Background: The school was categorised as Outstanding by Ofsted in 2011 and consistently achieves strong examination results at A Level and GCSE. The school’s intake is diverse, serving both Durham City and a number of former mining villages. It was felt that detailed subject knowledge and stimulating teaching would afford the students, particularly those from deprived backgrounds, access to further education, better employment opportunities and instil greater self confidence. The school was inspected again in February 2015 and was again categorised as being Outstanding.


Year 1:

A new Continuing Professional Development (CPD) programme and a new school calendar were designed to maximise training opportunities. A target was to further increase results in all areas, with a particular focus upon disadvantaged pupils.

Contact was made with the Art, Geography, History, Mathematics and Music departments at Durham University and with key teachers in partnership schools. In addition, the relevant Local Authority Advisers were contacted.

Years 2 & 3:

A much greater emphasis was given to subject-specific training time for staff and the importance of subject leadership. Eight new staff appointments were made based upon a modified, subject-specific recruitment plan. Increased cultural opportunities were provided for disadvantaged students via Art, Geography, History, Maths and Music.

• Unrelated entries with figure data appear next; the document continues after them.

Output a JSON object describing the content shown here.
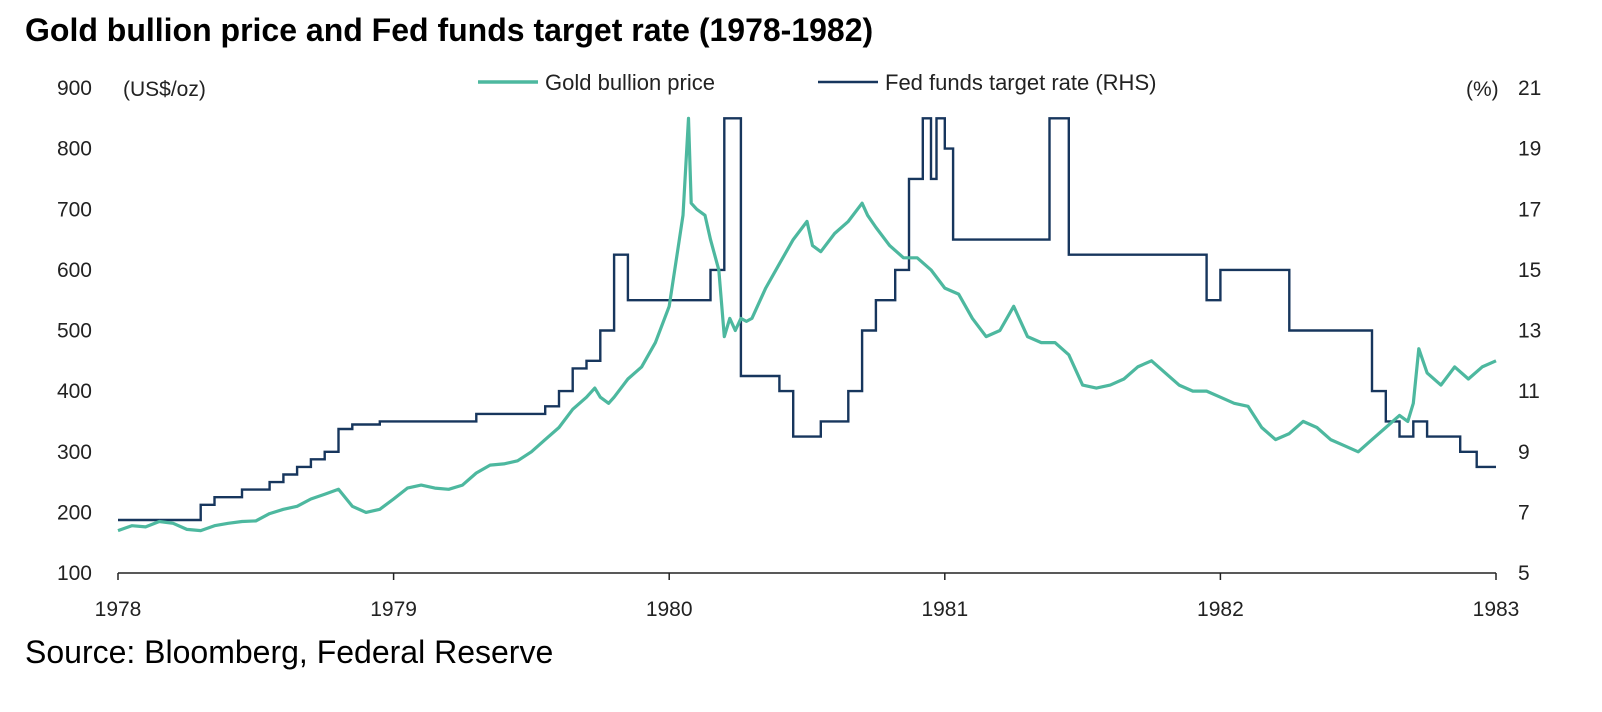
{
  "chart_data": {
    "type": "line",
    "title": "Gold bullion price and Fed funds target rate (1978-1982)",
    "source": "Source: Bloomberg, Federal Reserve",
    "left_unit": "(US$/oz)",
    "right_unit": "(%)",
    "x_ticks": [
      "1978",
      "1979",
      "1980",
      "1981",
      "1982",
      "1983"
    ],
    "xlim": [
      1978,
      1983
    ],
    "y_left_ticks": [
      "100",
      "200",
      "300",
      "400",
      "500",
      "600",
      "700",
      "800",
      "900"
    ],
    "y_left_lim": [
      100,
      900
    ],
    "y_right_ticks": [
      "5",
      "7",
      "9",
      "11",
      "13",
      "15",
      "17",
      "19",
      "21"
    ],
    "y_right_lim": [
      5,
      21
    ],
    "legend_position": "top-center",
    "grid": false,
    "colors": {
      "gold": "#4db89f",
      "fed": "#17365d"
    },
    "series": [
      {
        "name": "Gold bullion price",
        "axis": "left",
        "x": [
          1978.0,
          1978.05,
          1978.1,
          1978.15,
          1978.2,
          1978.25,
          1978.3,
          1978.35,
          1978.4,
          1978.45,
          1978.5,
          1978.55,
          1978.6,
          1978.65,
          1978.7,
          1978.75,
          1978.8,
          1978.85,
          1978.9,
          1978.95,
          1979.0,
          1979.05,
          1979.1,
          1979.15,
          1979.2,
          1979.25,
          1979.3,
          1979.35,
          1979.4,
          1979.45,
          1979.5,
          1979.55,
          1979.6,
          1979.65,
          1979.7,
          1979.73,
          1979.75,
          1979.78,
          1979.8,
          1979.85,
          1979.9,
          1979.95,
          1980.0,
          1980.03,
          1980.05,
          1980.07,
          1980.08,
          1980.1,
          1980.13,
          1980.15,
          1980.18,
          1980.2,
          1980.22,
          1980.24,
          1980.26,
          1980.28,
          1980.3,
          1980.35,
          1980.4,
          1980.45,
          1980.5,
          1980.52,
          1980.55,
          1980.6,
          1980.65,
          1980.7,
          1980.72,
          1980.75,
          1980.8,
          1980.85,
          1980.9,
          1980.95,
          1981.0,
          1981.05,
          1981.1,
          1981.15,
          1981.2,
          1981.25,
          1981.3,
          1981.35,
          1981.4,
          1981.45,
          1981.5,
          1981.55,
          1981.6,
          1981.65,
          1981.7,
          1981.75,
          1981.8,
          1981.85,
          1981.9,
          1981.95,
          1982.0,
          1982.05,
          1982.1,
          1982.15,
          1982.2,
          1982.25,
          1982.3,
          1982.35,
          1982.4,
          1982.45,
          1982.5,
          1982.55,
          1982.6,
          1982.65,
          1982.68,
          1982.7,
          1982.72,
          1982.75,
          1982.8,
          1982.85,
          1982.9,
          1982.95,
          1983.0
        ],
        "y": [
          170,
          178,
          176,
          185,
          182,
          172,
          170,
          178,
          182,
          185,
          186,
          198,
          205,
          210,
          222,
          230,
          238,
          210,
          200,
          205,
          222,
          240,
          245,
          240,
          238,
          245,
          265,
          278,
          280,
          285,
          300,
          320,
          340,
          370,
          390,
          405,
          390,
          380,
          390,
          420,
          440,
          480,
          540,
          630,
          690,
          850,
          710,
          700,
          690,
          650,
          600,
          490,
          520,
          500,
          520,
          515,
          520,
          570,
          610,
          650,
          680,
          640,
          630,
          660,
          680,
          710,
          690,
          670,
          640,
          620,
          620,
          600,
          570,
          560,
          520,
          490,
          500,
          540,
          490,
          480,
          480,
          460,
          410,
          405,
          410,
          420,
          440,
          450,
          430,
          410,
          400,
          400,
          390,
          380,
          375,
          340,
          320,
          330,
          350,
          340,
          320,
          310,
          300,
          320,
          340,
          360,
          350,
          380,
          470,
          430,
          410,
          440,
          420,
          440,
          450
        ]
      },
      {
        "name": "Fed funds target rate (RHS)",
        "axis": "right",
        "x": [
          1978.0,
          1978.3,
          1978.35,
          1978.45,
          1978.55,
          1978.6,
          1978.65,
          1978.7,
          1978.75,
          1978.8,
          1978.85,
          1978.95,
          1979.3,
          1979.55,
          1979.6,
          1979.65,
          1979.7,
          1979.75,
          1979.8,
          1979.85,
          1979.95,
          1980.15,
          1980.2,
          1980.26,
          1980.4,
          1980.45,
          1980.55,
          1980.65,
          1980.7,
          1980.75,
          1980.82,
          1980.87,
          1980.92,
          1980.95,
          1980.97,
          1981.0,
          1981.03,
          1981.38,
          1981.45,
          1981.95,
          1982.0,
          1982.25,
          1982.55,
          1982.6,
          1982.65,
          1982.7,
          1982.75,
          1982.8,
          1982.87,
          1982.93,
          1982.97
        ],
        "y": [
          6.75,
          7.25,
          7.5,
          7.75,
          8.0,
          8.25,
          8.5,
          8.75,
          9.0,
          9.75,
          9.9,
          10.0,
          10.25,
          10.5,
          11.0,
          11.75,
          12.0,
          13.0,
          15.5,
          14.0,
          14.0,
          15.0,
          20.0,
          11.5,
          11.0,
          9.5,
          10.0,
          11.0,
          13.0,
          14.0,
          15.0,
          18.0,
          20.0,
          18.0,
          20.0,
          19.0,
          16.0,
          20.0,
          15.5,
          14.0,
          15.0,
          13.0,
          11.0,
          10.0,
          9.5,
          10.0,
          9.5,
          9.5,
          9.0,
          8.5,
          8.5
        ]
      }
    ]
  }
}
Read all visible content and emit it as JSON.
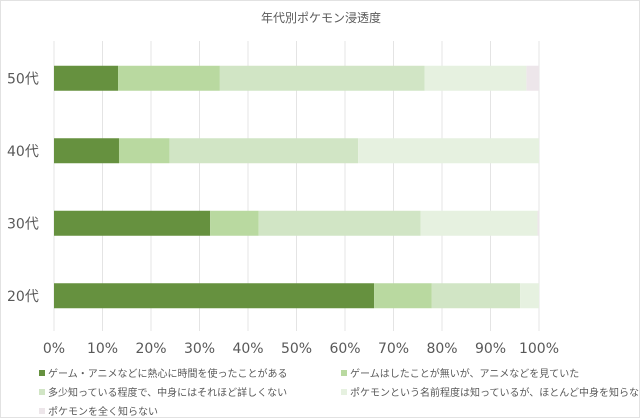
{
  "chart_data": {
    "type": "bar",
    "orientation": "horizontal",
    "stacked": "percent",
    "title": "年代別ポケモン浸透度",
    "categories": [
      "50代",
      "40代",
      "30代",
      "20代"
    ],
    "xlim": [
      0,
      100
    ],
    "xticks": [
      "0%",
      "10%",
      "20%",
      "30%",
      "40%",
      "50%",
      "60%",
      "70%",
      "80%",
      "90%",
      "100%"
    ],
    "grid": "vertical",
    "legend_position": "bottom",
    "series": [
      {
        "name": "ゲーム・アニメなどに熱心に時間を使ったことがある",
        "color": "#66913f",
        "values": [
          13.2,
          13.4,
          32.2,
          66.0
        ]
      },
      {
        "name": "ゲームはしたことが無いが、アニメなどを見ていた",
        "color": "#b9d9a0",
        "values": [
          21.0,
          10.4,
          10.0,
          11.9
        ]
      },
      {
        "name": "多少知っている程度で、中身にはそれほど詳しくない",
        "color": "#d1e5c5",
        "values": [
          42.2,
          38.9,
          33.4,
          18.2
        ]
      },
      {
        "name": "ポケモンという名前程度は知っているが、ほとんど中身を知らない",
        "color": "#e6f1e0",
        "values": [
          21.0,
          37.3,
          24.1,
          3.9
        ]
      },
      {
        "name": "ポケモンを全く知らない",
        "color": "#ede6ea",
        "values": [
          2.6,
          0.0,
          0.3,
          0.0
        ]
      }
    ]
  }
}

There was increased subject involvement in PTI training: five departments met, or were working towards, the PTI Mark and middle leaders of Art, History, Maths and Music have delivered training and designed Subject Days for the PTI.

A survey by middle leaders confirmed the disparity of practice between departments. A working group of three middle leaders was convened to design a set of expectations and protocols, which would govern the work of the leadership group in support of middle leaders and their departments. This resulted in the strengthening of middle leadership at the school, a strength identified by Ofsted as part of the school’s 2015 inspection.

Evidence: Exam results, inspection, subject-specific student questionnaires, lesson observation and work sampling.

Impact: Subject- specific CPD has proved successful and good subject specialists have been recruited. Key departments have also performed very well academically. The biggest challenge was trying to introduce and sustain a large project whilst avoiding generalisations and maintaining nuance; we wanted to avoid a ‘one size fits all’ approach.

Reflections: Providing more time for subject specialists to work together is pivotal, and imposing generic, whole-school systems on departments should be avoided. There were difficulties in classifying ‘disadvantaged’ students; with such a broad term, some of the initial assumptions were, retrospectively, quite inaccurate.